A ceaseless experimenter throughout his career, Steinbeck changed courses regularly. Three powerful novels of the late 1930s focused on the Californian labouring class: In Dubious Battle (1936), Of Mice and Men (1937), and the book considered by many to be his finest, The Grapes of Wrath (1939).

Early in the 1940s, Steinbeck became a film-maker with The Forgotten Village (1941), his portrait of life in a Mexican village, and a serious student of marine biology with The Log from the Sea of Cortez (1941), his account of an expedition to the Gulf of Mexico. He then devoted his attention to the war, writing Bombs Away (1942) and the controversial play-novelette The Moon is Down (1942). Cannery Row (1945), The Wayward Bus (1948), another experimental drama, Burning Bright (1950), and The Log from the Sea of Cortez (1951) preceeded publication of the monumental East of Eden (1952), an ambitious saga of the Salinas Valley and his own family's history.
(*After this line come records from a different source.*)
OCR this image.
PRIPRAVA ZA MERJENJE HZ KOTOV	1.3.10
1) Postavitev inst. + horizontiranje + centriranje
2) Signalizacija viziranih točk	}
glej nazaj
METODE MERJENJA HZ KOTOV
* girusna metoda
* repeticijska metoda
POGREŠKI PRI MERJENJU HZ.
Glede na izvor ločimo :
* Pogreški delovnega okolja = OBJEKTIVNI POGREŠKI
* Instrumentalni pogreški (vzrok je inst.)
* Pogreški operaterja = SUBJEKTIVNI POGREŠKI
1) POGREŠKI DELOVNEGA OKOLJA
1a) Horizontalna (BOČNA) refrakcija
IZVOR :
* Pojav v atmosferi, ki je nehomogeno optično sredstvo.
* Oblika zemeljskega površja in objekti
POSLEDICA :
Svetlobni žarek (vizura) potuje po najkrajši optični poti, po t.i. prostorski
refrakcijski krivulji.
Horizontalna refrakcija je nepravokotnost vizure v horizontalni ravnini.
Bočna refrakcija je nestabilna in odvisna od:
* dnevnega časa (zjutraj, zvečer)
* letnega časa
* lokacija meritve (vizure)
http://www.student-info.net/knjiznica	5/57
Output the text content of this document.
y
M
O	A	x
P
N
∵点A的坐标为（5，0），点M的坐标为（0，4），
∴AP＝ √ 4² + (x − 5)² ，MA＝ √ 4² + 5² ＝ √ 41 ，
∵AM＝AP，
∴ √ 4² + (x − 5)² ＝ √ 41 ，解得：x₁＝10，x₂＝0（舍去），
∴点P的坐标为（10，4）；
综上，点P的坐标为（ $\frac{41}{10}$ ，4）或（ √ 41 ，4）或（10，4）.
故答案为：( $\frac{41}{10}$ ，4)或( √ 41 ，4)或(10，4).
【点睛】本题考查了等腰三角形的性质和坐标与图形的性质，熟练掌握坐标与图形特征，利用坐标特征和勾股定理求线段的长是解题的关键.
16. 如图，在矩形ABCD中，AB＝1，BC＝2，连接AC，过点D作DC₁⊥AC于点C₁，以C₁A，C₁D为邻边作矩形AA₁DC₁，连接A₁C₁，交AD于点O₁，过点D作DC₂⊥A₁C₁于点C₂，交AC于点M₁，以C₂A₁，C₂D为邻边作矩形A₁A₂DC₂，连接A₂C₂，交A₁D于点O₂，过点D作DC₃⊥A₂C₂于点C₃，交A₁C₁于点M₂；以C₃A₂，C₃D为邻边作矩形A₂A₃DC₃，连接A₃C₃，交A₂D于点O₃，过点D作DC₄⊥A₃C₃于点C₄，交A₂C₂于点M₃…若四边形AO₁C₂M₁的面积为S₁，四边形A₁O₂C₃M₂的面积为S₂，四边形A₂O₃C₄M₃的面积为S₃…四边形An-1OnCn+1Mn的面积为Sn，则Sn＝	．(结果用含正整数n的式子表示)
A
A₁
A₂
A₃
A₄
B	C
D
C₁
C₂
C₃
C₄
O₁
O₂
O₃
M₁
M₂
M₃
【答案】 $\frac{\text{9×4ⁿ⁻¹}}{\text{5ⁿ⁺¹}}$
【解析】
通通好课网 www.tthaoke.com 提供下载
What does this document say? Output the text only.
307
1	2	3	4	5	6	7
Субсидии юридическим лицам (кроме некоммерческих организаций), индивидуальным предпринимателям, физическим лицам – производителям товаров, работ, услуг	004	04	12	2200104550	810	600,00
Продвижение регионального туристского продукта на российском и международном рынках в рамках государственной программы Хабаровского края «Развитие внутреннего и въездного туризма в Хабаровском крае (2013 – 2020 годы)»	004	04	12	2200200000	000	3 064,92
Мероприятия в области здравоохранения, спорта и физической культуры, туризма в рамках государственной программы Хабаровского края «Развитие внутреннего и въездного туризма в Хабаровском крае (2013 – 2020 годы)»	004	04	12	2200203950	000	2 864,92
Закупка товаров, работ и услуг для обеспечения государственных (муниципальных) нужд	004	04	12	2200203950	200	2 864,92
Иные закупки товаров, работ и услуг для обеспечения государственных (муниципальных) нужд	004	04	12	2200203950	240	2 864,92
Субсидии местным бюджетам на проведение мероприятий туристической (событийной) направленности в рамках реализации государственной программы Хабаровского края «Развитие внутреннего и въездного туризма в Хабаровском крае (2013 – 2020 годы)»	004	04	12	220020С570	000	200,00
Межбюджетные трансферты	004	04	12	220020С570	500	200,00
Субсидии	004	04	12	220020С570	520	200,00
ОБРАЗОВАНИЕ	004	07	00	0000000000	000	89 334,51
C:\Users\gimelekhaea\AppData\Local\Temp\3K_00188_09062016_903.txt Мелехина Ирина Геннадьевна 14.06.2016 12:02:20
The last decades of his life were spent in New York City and Sag Harbor with his third wife, Elaine Scott, with whom he travelled widely. Later books include Sweet Thursday (1954), The Short Reign of Pippin IV: A Fabrication (1957), Once There Was a War (1958), The Winter of Our Discontent (1961), Travels with Charley (1962) America and Americans (1966), and the posthumously published Journal of a Novel: The East of Eden Letters (1969), Viva Zapata! (1975), The Acts of King Arthur and His Noble Knights (1976), and Working Days: The Journals of The Grapes of Wrath (1989).

He died in 1968, having won a Nobel Prize in 1962.